In the civil rights movement, the date is better known as "Bloody Sunday," when Alabama policemen stationed on the bridge rioted against thousands of peaceful protesters who simply wanted the state to acknowledge African-Americans' basic right to vote. There was nothing new in their tactics: For years, police had met civil-rights marchers with dogs, fire hoses and billy clubs (and participated in a separate, "unofficial" campaign of terrorism, murder, and mass intimidation on the side). This time, however, network-news cameras were rolling, and the nation was finally outraged at what it saw. Two weeks and one federal court order later, the troopers on this bridge stood aside, and allowed the marchers to pass. The subsequent fifty-mile march to the Alabama State Capitol in Montgomery lives in civil-rights history, and paved the way for a national Voting Rights Act.

Today, the Edmund Pettus bridge is the unofficial centerpiece of the "Selma to Montgomery National Historic Trail," commemorating the Voting Rights March of 1965. For me, as a Gay man, the bridge has another meaning: It reminds me that a government can restrict the rights of free people only for so long; that free people will rebel, as if by instinct, against arbitrary oppression. As long as our nation can remember the principles of individual liberty on which it was founded, freedom will triumph against the evil of tyranny and terrorism.
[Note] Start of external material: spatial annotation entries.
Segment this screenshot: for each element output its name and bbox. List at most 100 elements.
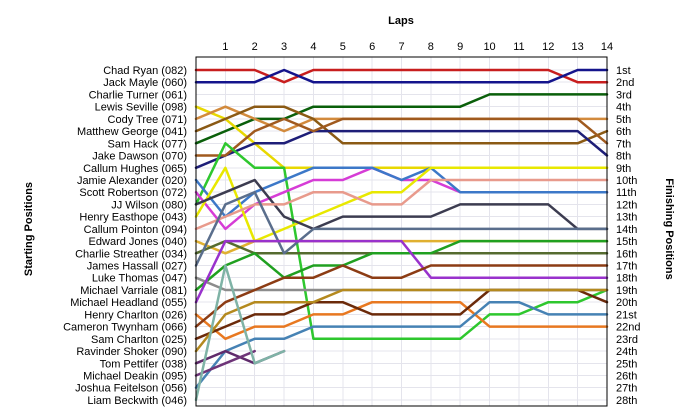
driver-label: Callum Hughes (065) (83, 163, 187, 175)
driver-label: Michael Headland (055) (70, 297, 187, 309)
finishing-position-label: 2nd (616, 77, 634, 89)
driver-label: Joshua Feitelson (056) (75, 383, 187, 395)
finishing-position-label: 13th (616, 212, 637, 224)
driver-position-line (194, 166, 609, 218)
driver-label: Henry Easthope (043) (79, 212, 187, 224)
series-lines (194, 68, 609, 402)
driver-position-line (194, 264, 286, 402)
finishing-position-label: 24th (616, 346, 637, 358)
driver-label: Liam Beckwith (046) (87, 395, 187, 407)
finishing-position-label: 7th (616, 138, 631, 150)
driver-position-line (194, 142, 609, 341)
driver-label: Charlie Turner (061) (89, 89, 187, 101)
lap-tick-label: 1 (222, 41, 228, 53)
driver-label: Michael Deakin (095) (83, 371, 187, 383)
driver-label: Jake Dawson (070) (92, 151, 187, 163)
lap-tick-label: 9 (457, 41, 463, 53)
finishing-position-label: 15th (616, 236, 637, 248)
finishing-position-label: 23rd (616, 334, 638, 346)
lap-tick-label: 3 (281, 41, 287, 53)
finishing-position-label: 6th (616, 126, 631, 138)
finishing-position-label: 9th (616, 163, 631, 175)
right-axis-title: Finishing Positions (663, 178, 675, 279)
driver-label: Edward Jones (040) (89, 236, 187, 248)
driver-position-line (194, 105, 609, 145)
finishing-position-label: 17th (616, 261, 637, 273)
finishing-position-label: 27th (616, 383, 637, 395)
driver-label: Chad Ryan (082) (103, 65, 187, 77)
lap-tick-label: 12 (542, 41, 554, 53)
driver-position-line (194, 288, 609, 353)
driver-position-line (194, 178, 609, 231)
left-axis-title: Starting Positions (23, 182, 35, 276)
driver-label: Sam Hack (077) (108, 138, 187, 150)
finishing-position-label: 12th (616, 199, 637, 211)
driver-label: Charlie Streather (034) (75, 248, 187, 260)
driver-label: Luke Thomas (047) (92, 273, 187, 285)
finishing-position-label: 25th (616, 358, 637, 370)
finishing-position-label: 3rd (616, 89, 632, 101)
driver-position-line (194, 264, 609, 328)
driver-label: Lewis Seville (098) (95, 102, 187, 114)
lap-tick-label: 4 (310, 41, 316, 53)
driver-position-line (194, 239, 609, 304)
finishing-position-label: 19th (616, 285, 637, 297)
driver-label: JJ Wilson (080) (111, 199, 187, 211)
finishing-position-label: 20th (616, 297, 637, 309)
lap-tick-label: 11 (513, 41, 524, 53)
lap-tick-label: 6 (369, 41, 375, 53)
finishing-position-label: 21st (616, 309, 637, 321)
finishing-position-label: 1st (616, 65, 631, 77)
driver-position-line (194, 117, 609, 157)
lap-tick-label: 10 (483, 41, 495, 53)
driver-label: Callum Pointon (094) (84, 224, 187, 236)
driver-position-line (194, 300, 609, 389)
driver-label: James Hassall (027) (87, 261, 187, 273)
finishing-position-label: 14th (616, 224, 637, 236)
finishing-position-label: 28th (616, 395, 637, 407)
finishing-position-label: 22nd (616, 322, 640, 334)
driver-label: Jack Mayle (060) (103, 77, 187, 89)
finishing-position-label: 11th (616, 187, 637, 199)
driver-label: Ravinder Shoker (090) (76, 346, 187, 358)
finishing-position-label: 5th (616, 114, 631, 126)
driver-position-line (194, 349, 256, 377)
driver-position-line (194, 129, 609, 170)
driver-label: Sam Charlton (025) (91, 334, 187, 346)
lap-tick-label: 5 (340, 41, 346, 53)
driver-position-line (194, 190, 609, 267)
driver-label: Henry Charlton (026) (84, 309, 187, 321)
driver-label: Michael Varriale (081) (80, 285, 187, 297)
driver-label: Jamie Alexander (020) (77, 175, 187, 187)
driver-position-line (194, 68, 609, 84)
driver-label: Tom Pettifer (038) (100, 358, 187, 370)
finishing-position-labels: 1st2nd3rd4th5th6th7th8th9th10th11th12th1… (616, 65, 640, 407)
driver-position-line (194, 239, 609, 292)
finishing-position-label: 18th (616, 273, 637, 285)
finishing-position-label: 8th (616, 151, 631, 163)
driver-position-line (194, 93, 609, 145)
finishing-position-label: 4th (616, 102, 631, 114)
finishing-position-label: 10th (616, 175, 637, 187)
chart-title: Laps (388, 15, 414, 27)
lap-tick-label: 8 (428, 41, 434, 53)
finishing-position-label: 16th (616, 248, 637, 260)
driver-label: Scott Robertson (072) (79, 187, 187, 199)
driver-label: Cameron Twynham (066) (63, 322, 187, 334)
driver-label: Matthew George (041) (77, 126, 187, 138)
starting-position-labels: Chad Ryan (082)Jack Mayle (060)Charlie T… (63, 65, 187, 407)
driver-position-line (194, 166, 609, 243)
lap-ticks: 1 2 3 4 5 6 7 8 9 10 11 12 13 14 (222, 41, 613, 53)
lap-tick-label: 7 (398, 41, 404, 53)
lap-tick-label: 14 (601, 41, 613, 53)
lap-tick-label: 13 (572, 41, 584, 53)
plot-frame (195, 56, 608, 407)
driver-position-line (194, 300, 609, 341)
driver-label: Cody Tree (071) (108, 114, 187, 126)
grid (196, 57, 607, 406)
lap-tick-label: 2 (252, 41, 258, 53)
driver-position-line (194, 68, 609, 84)
driver-position-line (194, 178, 609, 231)
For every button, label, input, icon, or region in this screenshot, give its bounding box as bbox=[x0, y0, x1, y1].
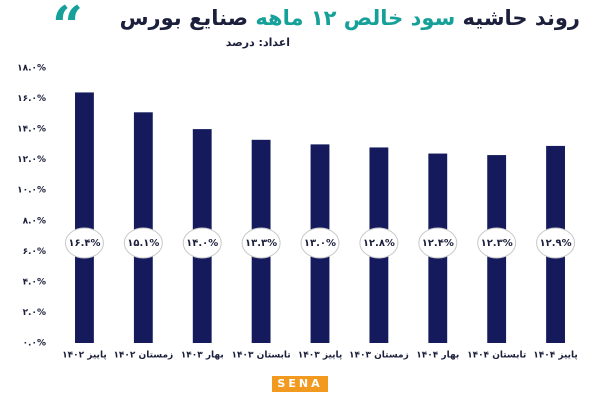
value-label: ۱۳.۰% bbox=[304, 238, 336, 249]
x-tick-label: پاییز ۱۴۰۲ bbox=[62, 351, 107, 361]
value-label: ۱۲.۳% bbox=[481, 238, 513, 249]
bar bbox=[75, 92, 94, 343]
value-label: ۱۵.۱% bbox=[127, 238, 159, 249]
y-tick-label: ۱۰.۰% bbox=[17, 186, 46, 196]
y-tick-label: ۱۸.۰% bbox=[17, 64, 46, 74]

But alas, the South has embarked on another campaign against the rights of its citizens, this time with the blessing of the federal government. Now Gays and Lesbians are under the iron heel: Last year, my home state of Virginia passed a law so broadly worded that it might well deny same-sex couples not only the opportunity to marry, but also the right to form private contracts. (The Virginia GOP wants to turn this law into a state constitutional amendment.) Both Democratic and Republican candidates for governor officially oppose all adoption by same-sex couples, so it's clear that, regardless of who wins the upcoming election, Gay and Lesbian families will find themselves under attack. And with a slate of politicians at the national level who seem to believe that a word like "America" or "democracy" means whatever they say it does, I don't see much hope of relief anytime soon.